Data Masking tool Architecture

In simplest a data masking tool contains the following components

Source data store

  • This can be database, file or messages or any other store which contains sensitive data.

Masked data store

  • This again can be database, file where the masked data is stored after applying data masking.

A data masking tool which contains the following components

  • Masking engine
  • Policy data store
  • Algorithms repository

Data Masking process

Following are steps involved in data masking process

Data Discovery

Process of identifying fields which contain sensitive data. For example tables & columns containing sensitive data in a database.

Application Configuration

Configuring the application into the data masking tool and applying the appropriate algorithm.

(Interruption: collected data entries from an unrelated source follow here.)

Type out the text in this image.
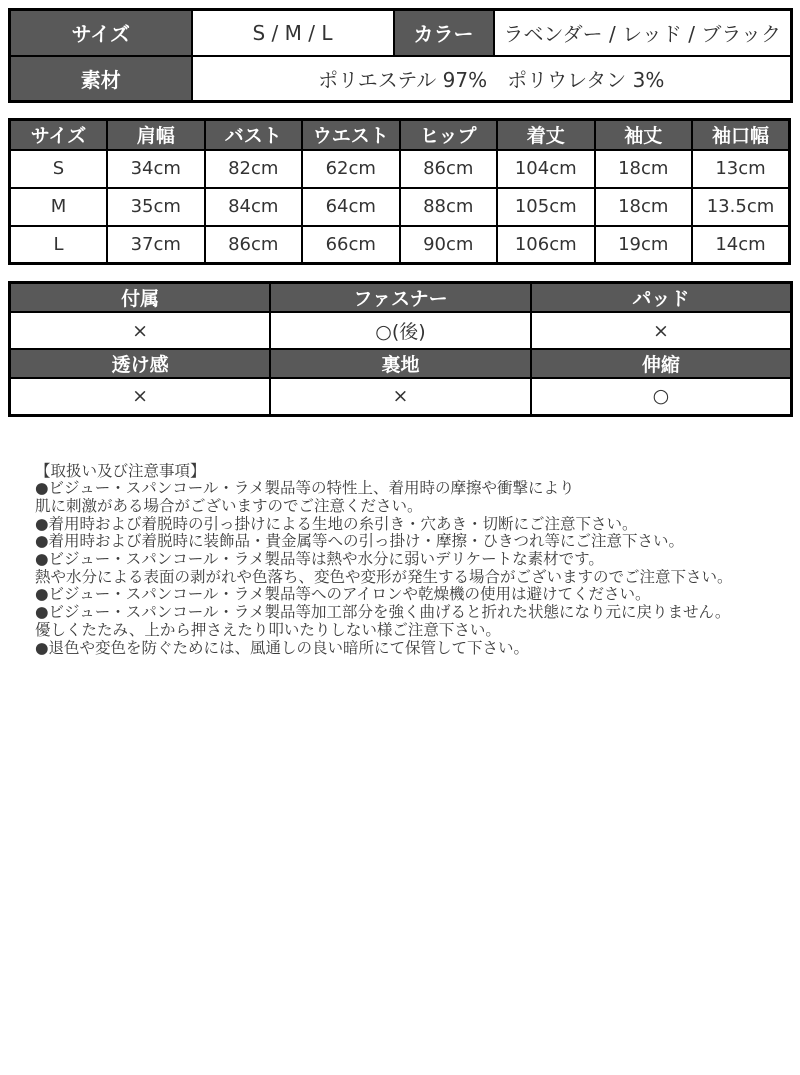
サイズ	S / M / L	カラー	ラベンダー / レッド / ブラック
素材	ポリエステル 97%　ポリウレタン 3%		
サイズ	肩幅	バスト	ウエスト	ヒップ	着丈	袖丈	袖口幅
S	34cm	82cm	62cm	86cm	104cm	18cm	13cm
M	35cm	84cm	64cm	88cm	105cm	18cm	13.5cm
L	37cm	86cm	66cm	90cm	106cm	19cm	14cm
付属	ファスナー	パッド
×	○(後)	×
透け感	裏地	伸縮
×	×	○
【取扱い及び注意事項】
●ビジュー・スパンコール・ラメ製品等の特性上、着用時の摩擦や衝撃により
肌に刺激がある場合がございますのでご注意ください。
●着用時および着脱時の引っ掛けによる生地の糸引き・穴あき・切断にご注意下さい。
●着用時および着脱時に装飾品・貴金属等への引っ掛け・摩擦・ひきつれ等にご注意下さい。
●ビジュー・スパンコール・ラメ製品等は熱や水分に弱いデリケートな素材です。
熱や水分による表面の剥がれや色落ち、変色や変形が発生する場合がございますのでご注意下さい。
●ビジュー・スパンコール・ラメ製品等へのアイロンや乾燥機の使用は避けてください。
●ビジュー・スパンコール・ラメ製品等加工部分を強く曲げると折れた状態になり元に戻りません。
優しくたたみ、上から押さえたり叩いたりしない様ご注意下さい。
●退色や変色を防ぐためには、風通しの良い暗所にて保管して下さい。
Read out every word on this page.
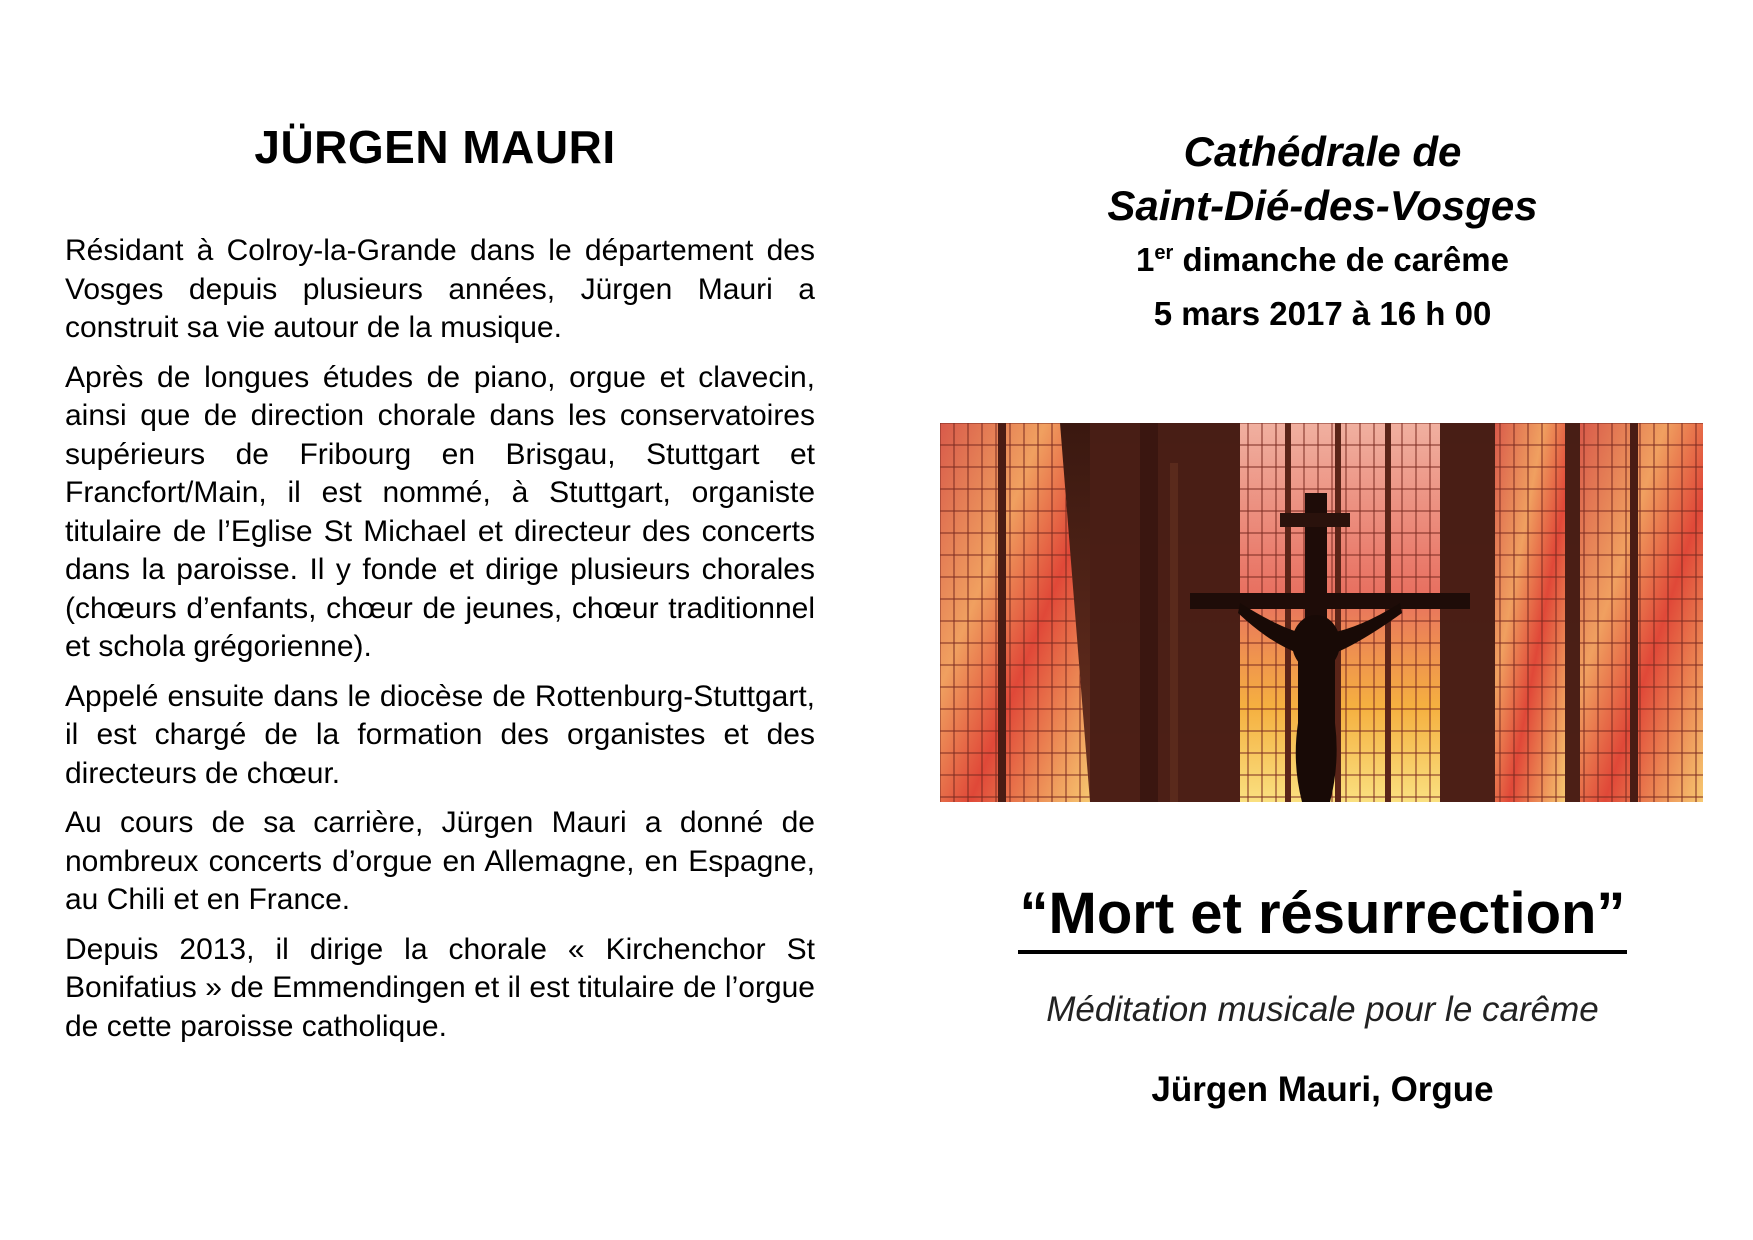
JÜRGEN MAURI

Résidant à Colroy-la-Grande dans le département des Vosges depuis plusieurs années, Jürgen Mauri a construit sa vie autour de la musique.

Après de longues études de piano, orgue et clavecin, ainsi que de direction chorale dans les conservatoires supérieurs de Fribourg en Brisgau, Stuttgart et Francfort/Main, il est nommé, à Stuttgart, organiste titulaire de l’Eglise St Michael et directeur des concerts dans la paroisse. Il y fonde et dirige plusieurs chorales (chœurs d’enfants, chœur de jeunes, chœur traditionnel et schola grégorienne).

Appelé ensuite dans le diocèse de Rottenburg-Stuttgart, il est chargé de la formation des organistes et des directeurs de chœur.

Au cours de sa carrière, Jürgen Mauri a donné de nombreux concerts d’orgue en Allemagne, en Espagne, au Chili et en France.

Depuis 2013, il dirige la chorale « Kirchenchor St Bonifatius » de Emmendingen et il est titulaire de l’orgue de cette paroisse catholique.

Cathédrale de

Saint-Dié-des-Vosges

1er dimanche de carême

5 mars 2017 à 16 h 00

“Mort et résurrection”
Méditation musicale pour le carême
Jürgen Mauri, Orgue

Running the masking process

After configuration the masking process is initiated. It involves 3 steps, Extraction (Sensitive data is queried from the source data store and stored in memory), Masking (Based on the configuration the masking process applies the rules on the sensitive data) and Loading (The masked data is loaded back into target data store).

Data Masking Algorithms

Algorithms are the rules that will be used to transform the source data into appropriate masked data. Following are the common types of algorithms:

Substitution Algorithms

  • These algorithms replace the original value with a different value that is computed by the algorithm.
  • The algorithm based on a key generates the output based on the input value provided.
  • The algorithm generates a numerical value for a numeric input and alphabet value for a alphabetic input.
  • These algorithms work well for fields like numbers, alpha-numeric values (PAN card).

Lookup Algorithms

  • These algorithms rely on a dummy data that it uses to replace the original value in the given field.
  • Data masking tools contain dummy data for Names, Addresses etc.
  • The original value (John Smith) is replaced with a one of the dummy values that is randomly selected (Peter Parker).
  • These algorithms work well for personal information like Names, Company Names, Addresses

Shuffle Algorithms

  • These algorithms do not use either lookup or substitution algorithms.
  • They shuffle the original values into different rows within the same table
  • This is used for data like states and countries in which just by shuffling the masking is achieved.